那個聲音默了半晌,道:「即便是神,也不能干涉人間的秩序。」
這次白珞徹底怒了,道:「可我認為這些都是身為神應該做的事情!高高在上,對人間的苦難冷眼旁觀,這不應該是一位神明的作為!」
「是啊,你已經意識到了,人間的苦難·····」最新資源都在疼訓裙期六陸伍零叭巴而五那個聲音冷靜地問,「那麼一切的根由是什麼呢?」
「根由?」
白珞一愣。
這位神明仿佛一個站在堂前教習的先生,正拿著戒尺,神態倨傲地逼迫她領悟某個道理。
白珞感到了窘迫,眼睛酸脹,帶著哭腔地辯白:「我才不關心……我只希望殺人者償命,希望我的朋友能夠復生,希望自己的愛人免於病痛折磨……這些在您眼中都是微不足道的小事,甚至不屑於作為一個願望實現它們,但這已是我……一個自私自利,微不足道的凡人,能夠想到的全部了呀……」
唉……
空氣里傳來一聲嘆息。
白珞甚至能夠想像到站在堂前的先生失望地搖頭。
她心裡委屈,也有種莫名的負罪感,「我的願望很小、很小的……」
這世上大抵只有遲宿才會無條件地縱容和滿足她全部的願望。白珞難過地想道。
手心的水球微微發燙,仿佛在對她作某種提示。
白珞眼前閃過許多令她悲戚的畫面,心口揪疼,擦了擦眼淚,振作起來,對著黑暗裡長久的沉默說:「您能夠……解除顧氏與人魚族的詛咒嗎?」
根由……
在一段漫長的時間裡,這個詛咒必定是許多悲劇的根由。

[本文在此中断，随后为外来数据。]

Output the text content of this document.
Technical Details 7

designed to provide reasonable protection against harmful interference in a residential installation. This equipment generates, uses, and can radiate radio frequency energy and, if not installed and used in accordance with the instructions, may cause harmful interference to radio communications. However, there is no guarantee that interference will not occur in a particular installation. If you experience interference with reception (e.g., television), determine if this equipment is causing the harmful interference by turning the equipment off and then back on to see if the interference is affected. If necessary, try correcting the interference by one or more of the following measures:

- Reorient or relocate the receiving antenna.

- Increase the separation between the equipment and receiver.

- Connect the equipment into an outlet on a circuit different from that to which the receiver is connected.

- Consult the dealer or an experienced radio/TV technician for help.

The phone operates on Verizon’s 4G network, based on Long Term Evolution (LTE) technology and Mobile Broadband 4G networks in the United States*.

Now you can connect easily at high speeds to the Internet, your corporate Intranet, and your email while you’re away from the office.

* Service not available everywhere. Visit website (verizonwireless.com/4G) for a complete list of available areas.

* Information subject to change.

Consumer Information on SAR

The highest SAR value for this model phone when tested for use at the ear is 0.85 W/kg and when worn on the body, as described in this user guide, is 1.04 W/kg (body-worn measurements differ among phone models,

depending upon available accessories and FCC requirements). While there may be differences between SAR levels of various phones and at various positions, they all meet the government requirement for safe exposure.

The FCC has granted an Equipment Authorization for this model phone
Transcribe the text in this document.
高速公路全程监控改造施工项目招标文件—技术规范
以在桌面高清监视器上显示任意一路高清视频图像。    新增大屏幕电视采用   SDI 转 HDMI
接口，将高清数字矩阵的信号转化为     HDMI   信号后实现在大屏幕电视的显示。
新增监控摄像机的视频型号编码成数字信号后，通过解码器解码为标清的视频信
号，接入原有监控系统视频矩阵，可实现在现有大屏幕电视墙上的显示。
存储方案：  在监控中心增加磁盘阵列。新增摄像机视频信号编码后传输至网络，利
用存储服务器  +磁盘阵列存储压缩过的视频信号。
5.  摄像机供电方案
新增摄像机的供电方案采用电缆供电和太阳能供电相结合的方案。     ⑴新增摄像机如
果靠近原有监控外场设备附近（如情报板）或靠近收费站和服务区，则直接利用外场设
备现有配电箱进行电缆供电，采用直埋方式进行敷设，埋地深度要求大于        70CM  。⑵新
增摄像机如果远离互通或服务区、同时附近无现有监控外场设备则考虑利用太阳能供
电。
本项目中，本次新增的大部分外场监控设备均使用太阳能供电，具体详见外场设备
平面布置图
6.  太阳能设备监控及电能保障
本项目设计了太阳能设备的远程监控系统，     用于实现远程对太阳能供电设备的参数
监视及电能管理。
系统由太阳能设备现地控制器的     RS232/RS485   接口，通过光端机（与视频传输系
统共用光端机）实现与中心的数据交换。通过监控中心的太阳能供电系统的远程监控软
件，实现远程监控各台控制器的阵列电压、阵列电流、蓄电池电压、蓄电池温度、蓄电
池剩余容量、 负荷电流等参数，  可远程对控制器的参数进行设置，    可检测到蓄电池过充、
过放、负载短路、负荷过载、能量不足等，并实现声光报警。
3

顧雪影,韋妤,小烏,顧煙……都是這個可怕的詛咒所釀成的悲劇的縮影。
或許神力,能夠挽救更多人的命運。
這次,那個聲音輕快地回應了她。
「嗯。」
一個簡短的音節落至耳畔,白珞甚至以為自己聽錯。
耳畔有樹葉被踩碎的聲響
白珞感受到有人站在自己身前,感受到……
一隻手輕輕地落在了自己的肩膀上。
背後肩胛骨再次泛起疼癢之感,她咬著牙,如同蝴蝶破繭,鋪開兩翼
,赤羽中的蘊藏的能量向身後的山河擴散、盪開,僅僅是一眨眼的功夫,就從神境傳至了人間……
眼前有朝陽冉冉升起,陽光穿過樹叢,絲絲縷縷。
白珞感覺自己全身的氣力都被抽空了似的,虛弱地倒在梧桐樹下,意識陷入沉睡前,她緊緊地盯著手中的藍色水球。
水球中的血霧在陽光映襯下仿若一片紅霞,光芒閃爍,似在回應著她。
謝謝你……
白珞仿佛聽見小妤的聲音說。
她以為神明應許了自己的願望,安心地陷入沉睡之中,是以,沒有聽到梧桐樹下神的低語。